Nearly two-thirds of Belize’s population are teenagers or younger. There are both church and government-run primary and high schools. Only about 70% of teachers are professionally trained, and even teachers with a four-year college degree earn only about US $1000 a month. Many Belizean children don’t go beyond 6th grade due to the costs of education.
The average Belizean makes a little over $2.00 an hour, if they can find work. Cost of living is high, example: gasoline is US $6.75 a gallon, basic electricity, heating, water is US $87.00 month, and 1 pair of jeans is US $33.00. It is no wonder that poverty is prevalent.
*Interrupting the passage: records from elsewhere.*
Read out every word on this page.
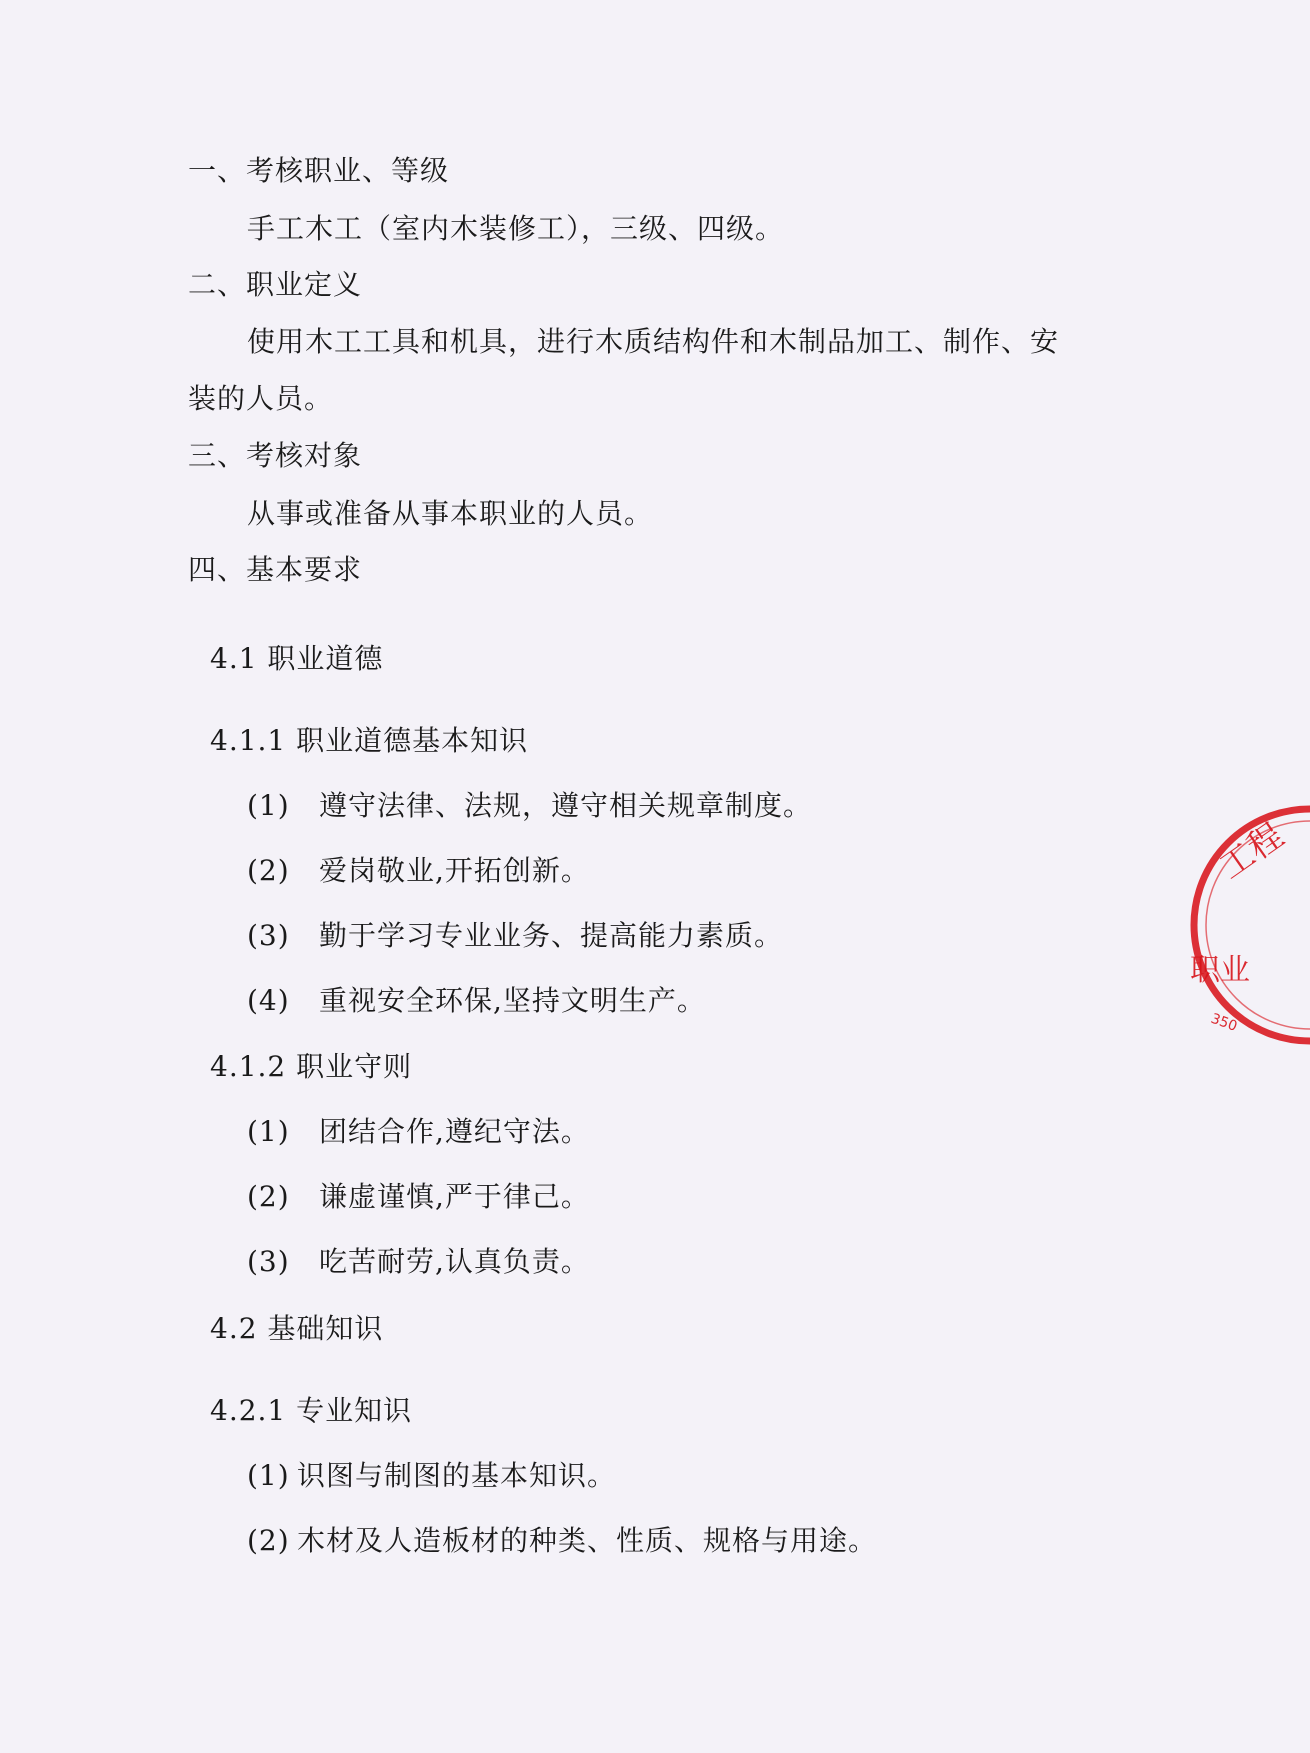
一、考核职业、等级
手工木工（室内木装修工），三级、四级。
二、职业定义
使用木工工具和机具，进行木质结构件和木制品加工、制作、安
装的人员。
三、考核对象
从事或准备从事本职业的人员。
四、基本要求
4.1 职业道德
4.1.1 职业道德基本知识
(1) 遵守法律、法规，遵守相关规章制度。
(2) 爱岗敬业,开拓创新。
(3) 勤于学习专业业务、提高能力素质。
(4) 重视安全环保,坚持文明生产。
4.1.2 职业守则
(1) 团结合作,遵纪守法。
(2) 谦虚谨慎,严于律己。
(3) 吃苦耐劳,认真负责。
4.2 基础知识
4.2.1 专业知识
(1) 识图与制图的基本知识。
(2) 木材及人造板材的种类、性质、规格与用途。
工程
职业
350
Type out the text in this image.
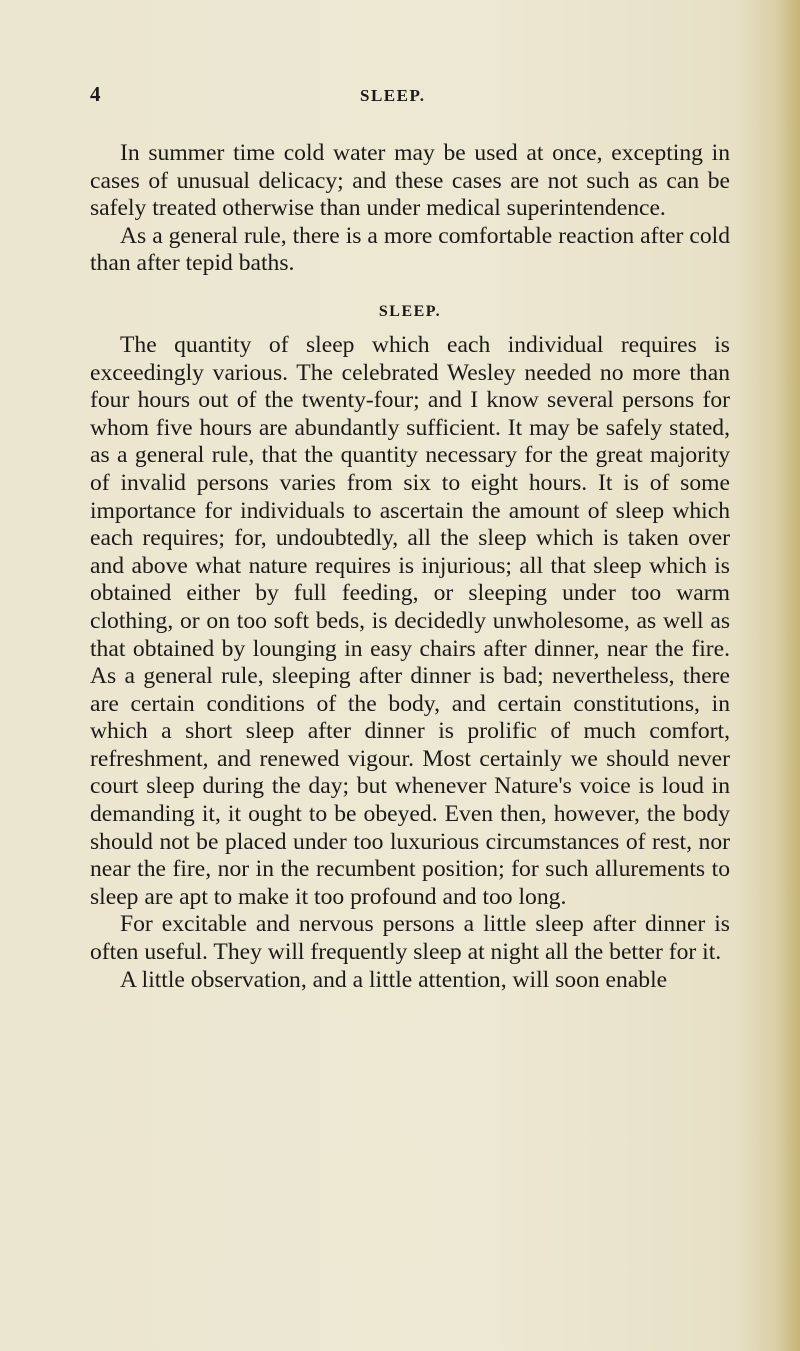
4	SLEEP.

In summer time cold water may be used at once, excepting in cases of unusual delicacy; and these cases are not such as can be safely treated otherwise than under medical superintendence.

As a general rule, there is a more comfortable reaction after cold than after tepid baths.

SLEEP.

The quantity of sleep which each individual requires is exceedingly various. The celebrated Wesley needed no more than four hours out of the twenty-four; and I know several persons for whom five hours are abundantly sufficient. It may be safely stated, as a general rule, that the quantity necessary for the great majority of invalid persons varies from six to eight hours. It is of some importance for individuals to ascertain the amount of sleep which each requires; for, undoubtedly, all the sleep which is taken over and above what nature requires is injurious; all that sleep which is obtained either by full feeding, or sleeping under too warm clothing, or on too soft beds, is decidedly unwholesome, as well as that obtained by lounging in easy chairs after dinner, near the fire. As a general rule, sleeping after dinner is bad; nevertheless, there are certain conditions of the body, and certain constitutions, in which a short sleep after dinner is prolific of much comfort, refreshment, and renewed vigour. Most certainly we should never court sleep during the day; but whenever Nature's voice is loud in demanding it, it ought to be obeyed. Even then, however, the body should not be placed under too luxurious circumstances of rest, nor near the fire, nor in the recumbent position; for such allurements to sleep are apt to make it too profound and too long.

For excitable and nervous persons a little sleep after dinner is often useful. They will frequently sleep at night all the better for it.

A little observation, and a little attention, will soon enable
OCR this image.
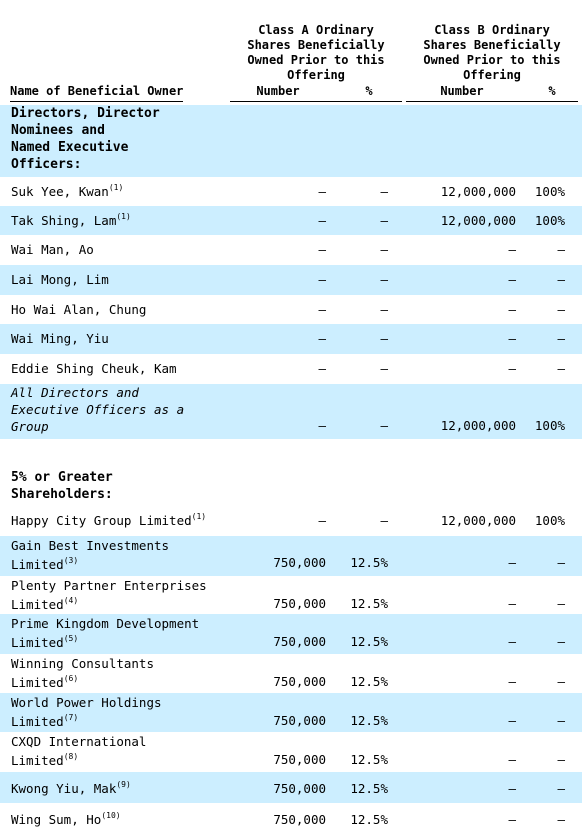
Class A Ordinary
Shares Beneficially
Owned Prior to this
Offering

Class B Ordinary
Shares Beneficially
Owned Prior to this
Offering

Name of Beneficial Owner	Number	%	Number	%
Directors, Director
Nominees and
Named Executive
Officers:
Suk Yee, Kwan$^{(1)}$	—	—	12,000,000 100%
Tak Shing, Lam$^{(1)}$	—	—	12,000,000 100%
Wai Man, Ao	—	—	—	—
Lai Mong, Lim	—	—	—	—
Ho Wai Alan, Chung	—	—	—	—
Wai Ming, Yiu	—	—	—	—
Eddie Shing Cheuk, Kam	—	—	—	—
All Directors and
Executive Officers as a
Group	—	—	12,000,000 100%
Happy City Group Limited$^{(1)}$	—	—	12,000,000 100%
Gain Best Investments
Limited$^{(3)}$	750,000 12.5%	—	—
Plenty Partner Enterprises
Limited$^{(4)}$	750,000 12.5%	—	—
Prime Kingdom Development
Limited$^{(5)}$	750,000 12.5%	—	—
Winning Consultants
Limited$^{(6)}$	750,000 12.5%	—	—
World Power Holdings
Limited$^{(7)}$	750,000 12.5%	—	—
CXQD International
Limited$^{(8)}$	750,000 12.5%	—	—
Kwong Yiu, Mak$^{(9)}$	750,000 12.5%	—	—
Wing Sum, Ho$^{(10)}$	750,000 12.5%	—	—
5% or Greater
Shareholders:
Belize is a source, transit, and destination country for men, women, and children trafficked for the purposes of commercial sexual exploitation and forced labor. The most common form of trafficking in Belize is the internal sex trafficking of minors, particularly situations where poor families push their school-aged daughters to provide sexual favors to wealthy older men in exchange for school fees, money, and gifts. This “sugar daddy” phenomenon occurs in Belize and other Caribbean countries, but often is not recognized as a form of human trafficking by local communities or law enforcement personnel. In two recent cases, more than 70 workers from Nepal and India were trafficked to Belize for forced labor. After being deceived as to the true nature of employment, these victims encountered forced working conditions upon arrival in Belize, in addition to the confiscation of their passports. Some Central American men, women, and children, particularly from Guatemala, Honduras, and El Salvador, migrate voluntarily to Belize in search of work but are subsequently subjected to conditions of forced labor or forced prostitution.